Reading this thread is like the collective echo chamber of thoughts in my head. I'm 38, and I've been messing with this stuff for over 20 years, I may even be one of the first if not the first PC compatible collectors around.
On the subject of quitting, I'll never quit. I've quit twice already, both times I just ended up buying up more stuff again. I will be purging again soon, but this is more because I feel like I've found my "home" of sorts. As I get older, the less I want to spend time putzing around with irritating old commercial O/Ses that only still half-work, and spending money fixing up old hardware just to accumulate it and sell it off later. I started getting into laptops more recently (wihtin the last 3 years) because I'm kind of sick of having to dedicate an entire room to the things I enjoy doing. I kind of enjoy being able to drag my NEC Versas all over the house and just kick around playing games in FreeDOS till the cows come home. It's turning more and more into me using FreeDOS and an NEC Versa rather than that big wall lineup of XT and AT desktop machines I used to want. I'm still keeping one or two of those though.
Anything for Windows 95 or later I've found runs perfectly on my Linux boxes. So now I can play The Sims on my old T61, and surf the web, and post on Vogons, and it's like running a modern laptop. I can do the same with the i5 desktop I have, or my other machine. TO me, those games really don't have a specific "feel" on hardware that varies or changes much from a modern machine. I've been trying out ALL of my old favorites on LInux using Wine and I'm finding that's fine for me.
One post on the first page mentions hatred for modern things. Honestly, I harbor the same. And that's kind of how this all got started in the first place. When I got into computers in the late 1990's, a new PC was a $1500 investment that became "obsolete" in 3 years even though knowing what I know now, almost NONE of those machines at the time between the years of 1991 and 1998 were anywhere even near obsolete. And it just seems to me the industry just keeps creating biggear "bear traps" for the mainstream (DRM, DLC, Cloud-Based-Tethered SAAS, required HTTPS, TLS 3.0) these sorts of things tend to put me off of wanting to use a modern computer for much more than things that make it convenient. If I had my own personal choice, I'd use FreeDOS as my main daily driver O/S - something I really thing advocates of the open source DOS clone should look at. I mucho prefer my old gray lapwarmers and beige beasts. rather than proceed to make you feel stupid for some horribly implimented process change in the name of what's hot right now, they do what I tell them to, you're rewarded for it. It's like driving an old stick shift car - which I also prefer.
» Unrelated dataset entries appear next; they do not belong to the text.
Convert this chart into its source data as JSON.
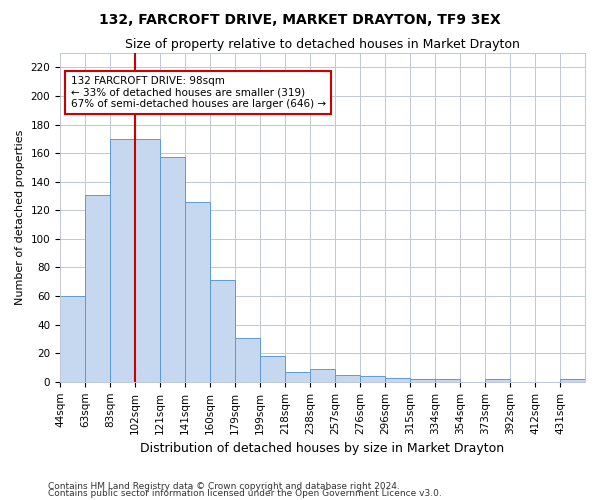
{
  "title": "132, FARCROFT DRIVE, MARKET DRAYTON, TF9 3EX",
  "subtitle": "Size of property relative to detached houses in Market Drayton",
  "xlabel": "Distribution of detached houses by size in Market Drayton",
  "ylabel": "Number of detached properties",
  "categories": [
    "44sqm",
    "63sqm",
    "83sqm",
    "102sqm",
    "121sqm",
    "141sqm",
    "160sqm",
    "179sqm",
    "199sqm",
    "218sqm",
    "238sqm",
    "257sqm",
    "276sqm",
    "296sqm",
    "315sqm",
    "334sqm",
    "354sqm",
    "373sqm",
    "392sqm",
    "412sqm",
    "431sqm"
  ],
  "bar_heights": [
    60,
    131,
    170,
    170,
    157,
    126,
    71,
    31,
    18,
    7,
    9,
    5,
    4,
    3,
    2,
    2,
    0,
    2,
    0,
    0,
    2
  ],
  "bar_color": "#c5d8f0",
  "bar_edge_color": "#5b9bd5",
  "vline_index": 3,
  "vline_color": "#cc0000",
  "annotation_text": "132 FARCROFT DRIVE: 98sqm\n← 33% of detached houses are smaller (319)\n67% of semi-detached houses are larger (646) →",
  "annotation_box_color": "#ffffff",
  "annotation_box_edge": "#cc0000",
  "ylim": [
    0,
    230
  ],
  "yticks": [
    0,
    20,
    40,
    60,
    80,
    100,
    120,
    140,
    160,
    180,
    200,
    220
  ],
  "footer1": "Contains HM Land Registry data © Crown copyright and database right 2024.",
  "footer2": "Contains public sector information licensed under the Open Government Licence v3.0.",
  "background_color": "#ffffff",
  "grid_color": "#c0c8d8",
  "title_fontsize": 10,
  "subtitle_fontsize": 9,
  "ylabel_fontsize": 8,
  "xlabel_fontsize": 9,
  "tick_fontsize": 7.5,
  "footer_fontsize": 6.5
}
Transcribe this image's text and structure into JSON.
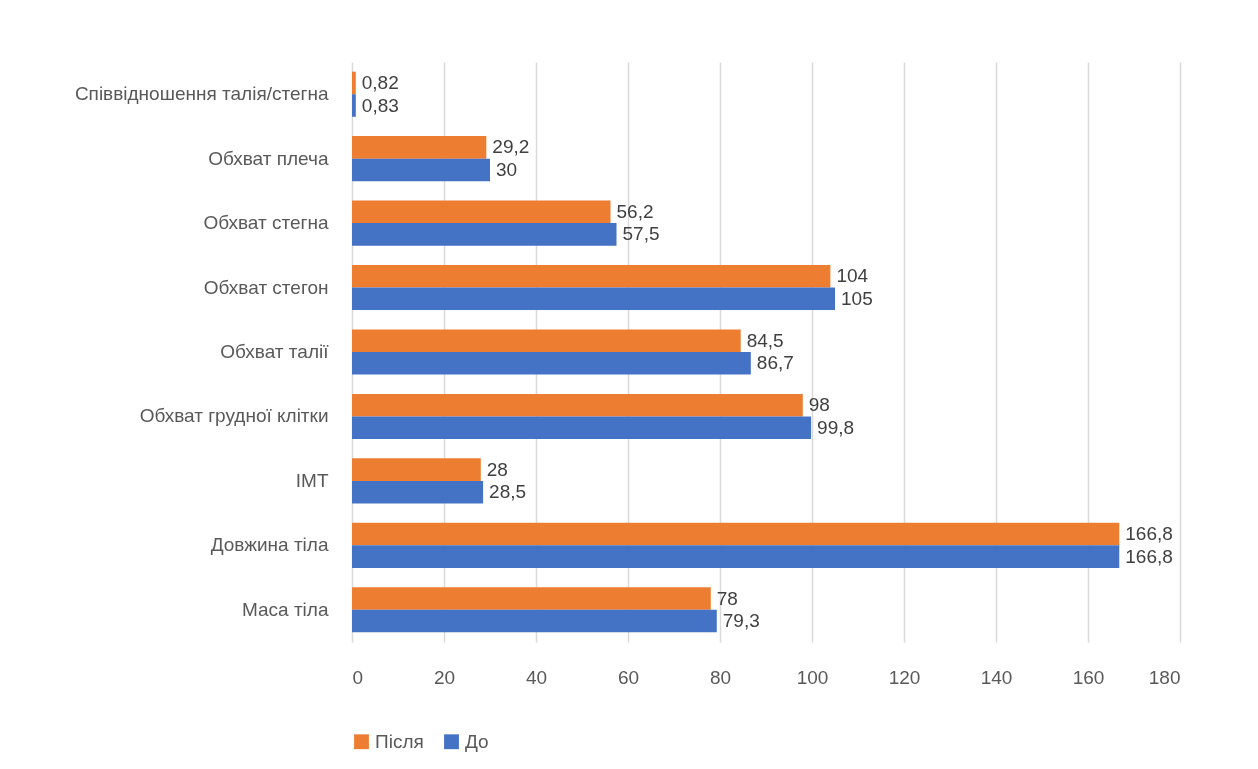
{
  "chart_data": {
    "type": "bar",
    "orientation": "horizontal",
    "categories": [
      "Співвідношення талія/стегна",
      "Обхват плеча",
      "Обхват стегна",
      "Обхват стегон",
      "Обхват талії",
      "Обхват грудної клітки",
      "ІМТ",
      "Довжина тіла",
      "Маса тіла"
    ],
    "series": [
      {
        "name": "Після",
        "color": "#ed7d31",
        "values": [
          0.82,
          29.2,
          56.2,
          104,
          84.5,
          98,
          28,
          166.8,
          78
        ],
        "value_labels": [
          "0,82",
          "29,2",
          "56,2",
          "104",
          "84,5",
          "98",
          "28",
          "166,8",
          "78"
        ]
      },
      {
        "name": "До",
        "color": "#4472c4",
        "values": [
          0.83,
          30,
          57.5,
          105,
          86.7,
          99.8,
          28.5,
          166.8,
          79.3
        ],
        "value_labels": [
          "0,83",
          "30",
          "57,5",
          "105",
          "86,7",
          "99,8",
          "28,5",
          "166,8",
          "79,3"
        ]
      }
    ],
    "xlim": [
      0,
      180
    ],
    "xticks": [
      0,
      20,
      40,
      60,
      80,
      100,
      120,
      140,
      160,
      180
    ],
    "grid": "x",
    "legend": "bottom"
  }
}
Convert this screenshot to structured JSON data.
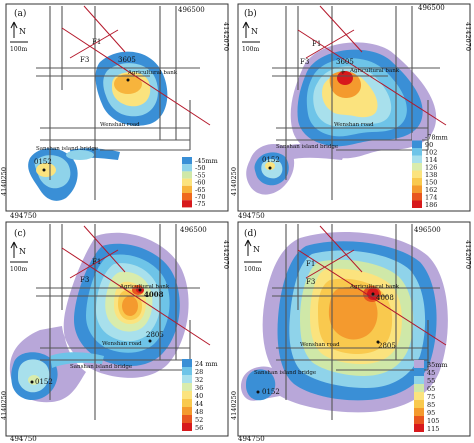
{
  "panels": {
    "a": {
      "letter": "(a)",
      "coord_top": "496500",
      "coord_right": "4142070",
      "coord_left": "4140250",
      "coord_bottom": "494750",
      "scale": "100m",
      "north": "N",
      "fault1": "F1",
      "fault3": "F3",
      "point_main": "3605",
      "point_sw": "0152",
      "place_bank": "Agricultural bank",
      "place_road": "Wenshan road",
      "place_bridge": "Sanshan island bridge",
      "legend": [
        "-45mm",
        "-50",
        "-55",
        "-60",
        "-65",
        "-70",
        "-75"
      ]
    },
    "b": {
      "letter": "(b)",
      "coord_top": "496500",
      "coord_right": "4142070",
      "coord_left": "4140250",
      "coord_bottom": "494750",
      "scale": "100m",
      "north": "N",
      "fault1": "F1",
      "fault3": "F3",
      "point_main": "3605",
      "point_sw": "0152",
      "place_bank": "Agricultural bank",
      "place_road": "Wenshan road",
      "place_bridge": "Sanshan island bridge",
      "legend": [
        "-78mm",
        "90",
        "102",
        "114",
        "126",
        "138",
        "150",
        "162",
        "174",
        "186"
      ]
    },
    "c": {
      "letter": "(c)",
      "coord_top": "496500",
      "coord_right": "4142070",
      "coord_left": "4140250",
      "coord_bottom": "494750",
      "scale": "100m",
      "north": "N",
      "fault1": "F1",
      "fault3": "F3",
      "point_main": "4008",
      "point_mid": "2805",
      "point_sw": "0152",
      "place_bank": "Agricultural bank",
      "place_road": "Wenshan road",
      "place_bridge": "Sanshan island bridge",
      "legend": [
        "24 mm",
        "28",
        "32",
        "36",
        "40",
        "44",
        "48",
        "52",
        "56"
      ]
    },
    "d": {
      "letter": "(d)",
      "coord_top": "496500",
      "coord_right": "4142070",
      "coord_left": "4140250",
      "coord_bottom": "494750",
      "scale": "100m",
      "north": "N",
      "fault1": "F1",
      "fault3": "F3",
      "point_main": "4008",
      "point_mid": "2805",
      "point_sw": "0152",
      "place_bank": "Agricultural bank",
      "place_road": "Wenshan road",
      "place_bridge": "Sanshan island bridge",
      "legend": [
        "35mm",
        "45",
        "55",
        "65",
        "75",
        "85",
        "95",
        "105",
        "115"
      ]
    }
  },
  "colors": {
    "legend_a": [
      "#3a8fd6",
      "#8fd3ea",
      "#cfe8a8",
      "#fbe37e",
      "#f7b43c",
      "#ef6a1e",
      "#d7191c"
    ],
    "legend_b": [
      "#b8a7d9",
      "#3a8fd6",
      "#6ec4e8",
      "#a8e0ec",
      "#d9ecac",
      "#fbe37e",
      "#f9c94e",
      "#f49a2e",
      "#e8561f",
      "#d7191c"
    ],
    "legend_c": [
      "#3a8fd6",
      "#6ec4e8",
      "#a8e0ec",
      "#d9ecac",
      "#fbe37e",
      "#f9c94e",
      "#f49a2e",
      "#e8561f",
      "#d7191c"
    ],
    "legend_d": [
      "#b8a7d9",
      "#3a8fd6",
      "#8fd3ea",
      "#cfe8a8",
      "#fbe37e",
      "#f9c94e",
      "#f49a2e",
      "#e8561f",
      "#d7191c"
    ]
  }
}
And it seems a lot of us here have a ton of hobbies, I myself do as well. I'm pretty much chastised behind my back by friends and family members for owning 12 computes, 28 guitars, 2 CRT TVs, 5 old game consoles, as rasperri pi, and a Plex Media Server, and a "Vintage" truck..... and then proceed to go out during the summer and work on my truck and building more guitars, basses, and pedals, and walking around town and driving around off-road, rather than waste my time on the couch watching awful movies on the Dumb Panel that make me want to throttle the Gen Y and younger characters on the show because they're so bloody annoying.
That said, collecting is not as exicting as it used to be. IT was more fun in the 2000's when it was uncharted territory and nobody liked this old stuff anymore, and there were so many mysteries. I never thought I'd see the day I'd see computers I sold 10-20 years ago on evilbay. I swear I ran into my old DEC 486 a couple weeks ago, may have run into my Compaq Deskpro 386 at one point, and I think my AT&T Safari laptop - the one that lead me to buying NEC Versas no less - may have found its way on there just a month ago......I almost bought it, but figured I've already invested so much into the NEC ecosystem there's just no point. I think in the end it's going to be my Tandy or my 286, and then a pile of Versas, and then my one 486 Desktop which I'm even on the fence about at times.
My idea of a good time? A versa on the desk, a Jag-Stang in my lap, Vice Grip Garage or BIthead1000 on the CRT, and maybe an hour or two in the desert doing not-even-ameteur offroading and getting airborne in a 30 year old Ford Explorer.